I think this is a good thing. Everyone needs a break from things from time to time, and when you DO need one, you aren't devoting the psychic energy to it that you should. Good for you!(both of you)
It's a good way of clearing the desk before 2010. Sometimes it has to be done. Your future (and current) clients will thank you for it.
Enjoy your break. When you resume accepting queries I'm sure you will be refreshed and ready to attack them with new vigor.
I want to join the pool mentioned by Anonymous 12:19.
My guess for the number of queries when you re-open is 2,300. Of which, 2,200 will have vampires or zombies or angels. All with hot bodies.
Not that there's anything wrong with that.
Good for you! So you busy agents finally listened to us frustrated writers who encouraged you to take a breather. If there are so many bad queries flooding your inbox every day, chances are you won't miss one or two good ones at all.

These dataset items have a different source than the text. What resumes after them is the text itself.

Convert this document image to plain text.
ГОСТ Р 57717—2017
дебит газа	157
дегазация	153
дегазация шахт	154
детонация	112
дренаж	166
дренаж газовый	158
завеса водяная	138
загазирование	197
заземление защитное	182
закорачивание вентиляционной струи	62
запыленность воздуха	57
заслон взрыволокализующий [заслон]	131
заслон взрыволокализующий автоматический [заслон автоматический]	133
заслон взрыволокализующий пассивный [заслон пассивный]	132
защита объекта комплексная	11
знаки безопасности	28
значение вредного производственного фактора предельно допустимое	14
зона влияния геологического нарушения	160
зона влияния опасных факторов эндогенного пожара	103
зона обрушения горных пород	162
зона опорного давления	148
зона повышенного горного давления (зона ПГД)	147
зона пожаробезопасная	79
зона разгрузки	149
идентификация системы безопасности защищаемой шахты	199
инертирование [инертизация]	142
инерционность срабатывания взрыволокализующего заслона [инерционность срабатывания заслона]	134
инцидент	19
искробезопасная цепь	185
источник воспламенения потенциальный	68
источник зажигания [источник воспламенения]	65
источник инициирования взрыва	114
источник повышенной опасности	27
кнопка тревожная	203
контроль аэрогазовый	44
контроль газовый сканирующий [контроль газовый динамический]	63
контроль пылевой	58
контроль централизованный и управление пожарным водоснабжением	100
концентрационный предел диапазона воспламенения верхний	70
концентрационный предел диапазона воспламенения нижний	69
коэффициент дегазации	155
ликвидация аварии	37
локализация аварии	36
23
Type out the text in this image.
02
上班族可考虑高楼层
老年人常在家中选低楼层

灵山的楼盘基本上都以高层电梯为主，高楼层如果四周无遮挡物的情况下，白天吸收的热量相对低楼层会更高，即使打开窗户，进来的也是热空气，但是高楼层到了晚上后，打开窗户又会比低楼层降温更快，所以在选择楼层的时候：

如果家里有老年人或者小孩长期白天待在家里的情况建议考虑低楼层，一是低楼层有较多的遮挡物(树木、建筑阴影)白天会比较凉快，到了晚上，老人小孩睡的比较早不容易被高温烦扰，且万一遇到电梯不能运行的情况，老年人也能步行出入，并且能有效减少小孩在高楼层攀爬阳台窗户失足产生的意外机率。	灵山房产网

I always wondered why agents stayed open to submissions if all they could do was complain about the terrible queries they got…Remember Queryfail and Agentfail?)
Writers should take a breather too and get out from under the submission merry-go-round!
Some magazines will have open submission periods followed by breaks. It might be something to look into as an agent as well. Take queries for two months, then a month off, and repeat.
(I notice someone else suggested that same time period…)
Cool story you got here. I'd like to read more concerning that theme.
By the way look at the design I've made myself Overnight escort
Enjoy your break! I know how much an extra hour each day can mean when you've got a super-busy schedule.
Jessica and Kim,
Enjoy your break. Here's to hoping you have lots of fascinating, marketable projects awaiting you both.
With the kind of work pressure you're constantly subjected to, you definitely deserve that break. However, like what the others have said, brace yourself for the flood of queries once you decide to open your doors to them again.